You can use a Ruger Old Army to hunt with.  I've read that with 777 guys load it hot.  35 gr of 777 will push a .457 Hornady round ball 987 fps.  I'm sure it'll do better with 40 gr. of 777.  Use a heavier conicle, and your ready for hogs or deer at short range.


----------



## tv_racin_fan (Dec 13, 2009)

One of the guys here has killed deer with his Remington 1858 clone, 30 grains FFFg and a round ball. I can get more than that in my ROAs and in my sons 1858 and I intend to give it a try.

I have some 180 grain conicals and some 220s and I intend to get some 190s and give em a test. Wish I knew someone with a chrono...


----------



## Cknerr (Dec 13, 2009)

Might want to stick to black powder. Facing a pig that close or after stalking a deer to get close enough for a shot is not the time for having ignition problems! Synthetic BP is known for being a bit temperamental to get going. Works great when it does.....just not worth the heart break of hearing a click, a little pop, and no boom. Round balls work great (what the contraption was made to shoot) on game. No wad or patch needed. Not good for distance, but up close it will put anything into the dirt. I shot mine through 3 Denver phone books (early 1970's) and gave up digging for it in frozen ground. Dad wanted to sink into a teenager's thick skull just how much damage that thing could do. His demo still left an imprint to this day- cap and ball revolvers have plenty of power up close! 

It is messy and you do have to strip the gun to clean it properly.....but worth it for reliability in this case.

Excess powder trouble? Hardly, you can pretty much fill each chamber with powder until you barely have room for the ball. The excess just gets blown out the barrel - very spectacular at night. This much powder is of course not very accurate. Make double sure you grease the front of the bullets after loading - cross firing is not fun.

Use to hunt rats near the city dump with my Navy Colt when a boy. Man, those where the days - lots of fun! (Dad and the workers there sure knew where I was! lol)

Chris


----------



## olchevy (Dec 13, 2009)

Actually today once I get back from church me and my cousin are going to go in the woods and mess around and you can know I will have it with me, on days like this I want to try it its misty light rainy,cold. I want to see if it will still go boom after being toted around in it for a couple hours...... 

Any quick way to reload these in the field?


----------



## Cknerr (Dec 13, 2009)

take it apart. Holding just the cylinder in your hands - fill the chambers with powder and push the bullet with your thumb to seat it just a tad (don't want to tilt and spill powder). Put the pistol together with the muzzle always pointing up. Getting the wedge fully seated may not be practical. Just need enough to hold things together. CAREFULLY push the bullets down a little with the plunger to get them secured. Seat the wedge if you where not able to earlier. Then go around again and push them all the way down since you won't have to worry about one of the chambers spilling bullet and charge. Grease the front of the chambers. Cap the nipples and make a joyful noise (as close as I get to religion).  Takes almost as long to explain as to do it.
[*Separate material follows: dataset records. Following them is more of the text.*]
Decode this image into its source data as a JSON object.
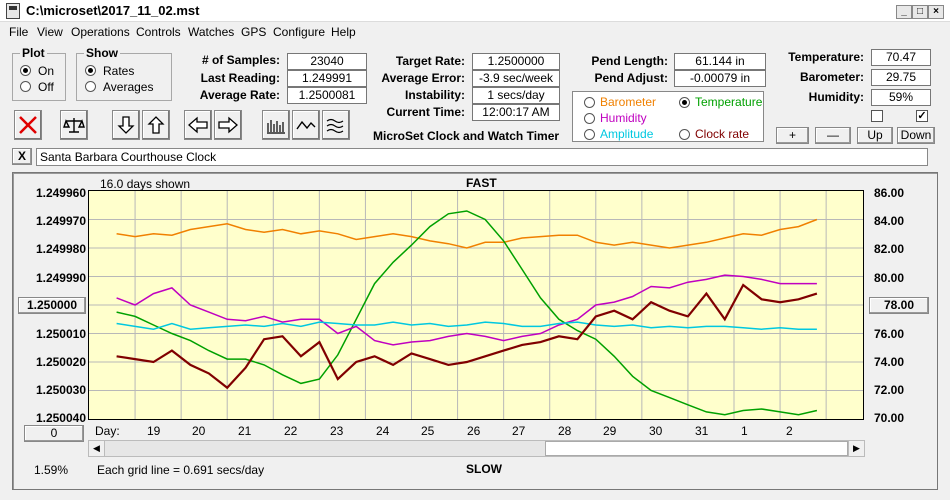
{
  "window": {
    "title": "C:\\microset\\2017_11_02.mst"
  },
  "menu": [
    "File",
    "View",
    "Operations",
    "Controls",
    "Watches",
    "GPS",
    "Configure",
    "Help"
  ],
  "plot_group": {
    "title": "Plot",
    "options": [
      "On",
      "Off"
    ],
    "selected": "On"
  },
  "show_group": {
    "title": "Show",
    "options": [
      "Rates",
      "Averages"
    ],
    "selected": "Rates"
  },
  "stats": [
    {
      "label": "# of Samples:",
      "value": "23040"
    },
    {
      "label": "Last Reading:",
      "value": "1.249991"
    },
    {
      "label": "Average Rate:",
      "value": "1.2500081"
    }
  ],
  "rates": [
    {
      "label": "Target Rate:",
      "value": "1.2500000"
    },
    {
      "label": "Average Error:",
      "value": "-3.9 sec/week"
    },
    {
      "label": "Instability:",
      "value": "1 secs/day"
    },
    {
      "label": "Current Time:",
      "value": "12:00:17 AM"
    }
  ],
  "app_caption": "MicroSet Clock and Watch Timer",
  "pend": [
    {
      "label": "Pend Length:",
      "value": "61.144 in"
    },
    {
      "label": "Pend Adjust:",
      "value": "-0.00079 in"
    }
  ],
  "env": [
    {
      "label": "Temperature:",
      "value": "70.47"
    },
    {
      "label": "Barometer:",
      "value": "29.75"
    },
    {
      "label": "Humidity:",
      "value": "59%"
    }
  ],
  "aux_options": [
    {
      "label": "Barometer",
      "color": "#f08000",
      "selected": false
    },
    {
      "label": "Temperature",
      "color": "#00a000",
      "selected": true
    },
    {
      "label": "Humidity",
      "color": "#c000c0",
      "selected": false
    },
    {
      "label": "Amplitude",
      "color": "#00c8e0",
      "selected": false
    },
    {
      "label": "Clock rate",
      "color": "#800000",
      "selected": false
    }
  ],
  "scale_buttons": {
    "plus": "+",
    "minus": "—",
    "up": "Up",
    "down": "Down"
  },
  "checkboxes": {
    "left": false,
    "right": true
  },
  "clock_name": "Santa Barbara Courthouse Clock",
  "close_x": "X",
  "plot": {
    "days_shown": "16.0 days shown",
    "top_label": "FAST",
    "bottom_label": "SLOW",
    "left_axis": [
      "1.249960",
      "1.249970",
      "1.249980",
      "1.249990",
      "1.250000",
      "1.250010",
      "1.250020",
      "1.250030",
      "1.250040"
    ],
    "left_center_button": "1.250000",
    "right_axis": [
      "86.00",
      "84.00",
      "82.00",
      "80.00",
      "78.00",
      "76.00",
      "74.00",
      "72.00",
      "70.00"
    ],
    "right_center_button": "78.00",
    "day_caption": "Day:",
    "days": [
      "19",
      "20",
      "21",
      "22",
      "23",
      "24",
      "25",
      "26",
      "27",
      "28",
      "29",
      "30",
      "31",
      "1",
      "2"
    ],
    "bottom_left_button": "0",
    "percent": "1.59%",
    "grid_note": "Each grid line = 0.691 secs/day"
  },
  "chart_data": {
    "type": "line",
    "x": [
      18.6,
      19.0,
      19.4,
      19.8,
      20.2,
      20.6,
      21.0,
      21.4,
      21.8,
      22.2,
      22.6,
      23.0,
      23.4,
      23.8,
      24.2,
      24.6,
      25.0,
      25.4,
      25.8,
      26.2,
      26.6,
      27.0,
      27.4,
      27.8,
      28.2,
      28.6,
      29.0,
      29.4,
      29.8,
      30.2,
      30.6,
      31.0,
      31.4,
      31.8,
      32.2,
      32.6,
      33.0,
      33.4,
      33.8
    ],
    "series": [
      {
        "name": "Clock rate",
        "color": "#800000",
        "axis": "left",
        "values": [
          1.250018,
          1.250019,
          1.25002,
          1.250016,
          1.250021,
          1.250024,
          1.250029,
          1.250022,
          1.250012,
          1.250011,
          1.250018,
          1.250013,
          1.250026,
          1.25002,
          1.250018,
          1.250021,
          1.250017,
          1.250019,
          1.250021,
          1.25002,
          1.250018,
          1.250016,
          1.250014,
          1.250013,
          1.250011,
          1.250012,
          1.250004,
          1.250002,
          1.250005,
          1.249999,
          1.250002,
          1.250004,
          1.249996,
          1.250005,
          1.249993,
          1.249998,
          1.249999,
          1.249998,
          1.249996
        ]
      },
      {
        "name": "Barometer",
        "color": "#f08000",
        "axis": "right",
        "values": [
          83.0,
          82.8,
          83.0,
          82.9,
          83.3,
          83.5,
          83.7,
          83.3,
          83.1,
          83.3,
          83.0,
          83.2,
          83.0,
          82.6,
          82.8,
          83.0,
          82.8,
          82.5,
          82.3,
          82.0,
          82.4,
          82.4,
          82.7,
          82.8,
          82.9,
          82.9,
          82.4,
          82.2,
          82.4,
          82.2,
          82.0,
          82.2,
          82.4,
          82.7,
          83.0,
          82.9,
          83.3,
          83.5,
          84.0
        ]
      },
      {
        "name": "Temperature",
        "color": "#00a000",
        "axis": "right",
        "values": [
          77.5,
          77.2,
          76.6,
          76.0,
          75.5,
          74.8,
          74.2,
          74.2,
          73.8,
          73.1,
          72.5,
          72.8,
          74.5,
          77.0,
          79.5,
          81.0,
          82.2,
          83.5,
          84.4,
          84.6,
          84.0,
          82.5,
          80.5,
          78.5,
          77.0,
          76.2,
          75.6,
          74.4,
          73.0,
          72.0,
          71.5,
          71.0,
          70.5,
          70.3,
          70.6,
          70.7,
          70.5,
          70.3,
          70.6
        ]
      },
      {
        "name": "Humidity",
        "color": "#c000c0",
        "axis": "right",
        "values": [
          78.5,
          78.0,
          78.8,
          79.2,
          78.0,
          77.5,
          77.0,
          76.9,
          77.2,
          76.8,
          77.0,
          77.0,
          76.0,
          76.5,
          75.5,
          75.2,
          75.4,
          75.5,
          75.8,
          76.0,
          75.8,
          75.5,
          75.8,
          76.0,
          76.6,
          77.0,
          78.0,
          78.2,
          78.6,
          79.3,
          79.2,
          79.6,
          79.8,
          80.1,
          80.0,
          79.8,
          79.5,
          79.5,
          79.5
        ]
      },
      {
        "name": "Amplitude",
        "color": "#00c8e0",
        "axis": "right",
        "values": [
          76.7,
          76.5,
          76.3,
          76.7,
          76.3,
          76.4,
          76.5,
          76.6,
          76.5,
          76.7,
          76.5,
          76.8,
          76.7,
          76.6,
          76.6,
          76.8,
          76.6,
          76.7,
          76.5,
          76.6,
          76.8,
          76.7,
          76.5,
          76.5,
          76.7,
          76.8,
          76.6,
          76.5,
          76.6,
          76.4,
          76.5,
          76.4,
          76.5,
          76.5,
          76.4,
          76.3,
          76.4,
          76.3,
          76.3
        ]
      }
    ],
    "ylim_left": [
      1.25004,
      1.24996
    ],
    "ylim_right": [
      70,
      86
    ],
    "xlim": [
      18,
      34.8
    ],
    "grid": true
  }
}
Loading it at the range and in the field is a lot difference.  Taking it apart tends to get messy. The grease from the front of the cylinder gets all over the place. Handling that cylinder - not usually done this way at the range - does get messy! Might want to bring a rag, or have a very understanding clothes washer handy - yup, I use a trouser leg when the rag doesn't get everything.

Have fun,
Chris


----------



## tv_racin_fan (Dec 13, 2009)

Quick way to load in the field? The only QUICK way to reload is the ole Josey Wales cylinder swap method. Seems to work well with a Remington 1858 clone and if you deal with the wedge well any colt clone. Doesn't work so well with the ROA as you need a tool to get the cylinder out unless you leave the lock open... I prefer the 1858 because you dont have to handle anything off the gun except the cylinder, but it takes lots of practice to get anything close to fast.

Seriously the best way to reload with a cap n ball revolver is to have more than one on you, again ALA Josey Wales who carried two 1847 Walkers an 1860 Army and an 1849 Pocket. Course you could always elect to carry the LeMat revolver, 9 shots in the cylinder with the 20guage reserve...


----------



## olchevy (Dec 18, 2009)

Just gona add I dont know what I was thinking its a .36 caliber.....


----------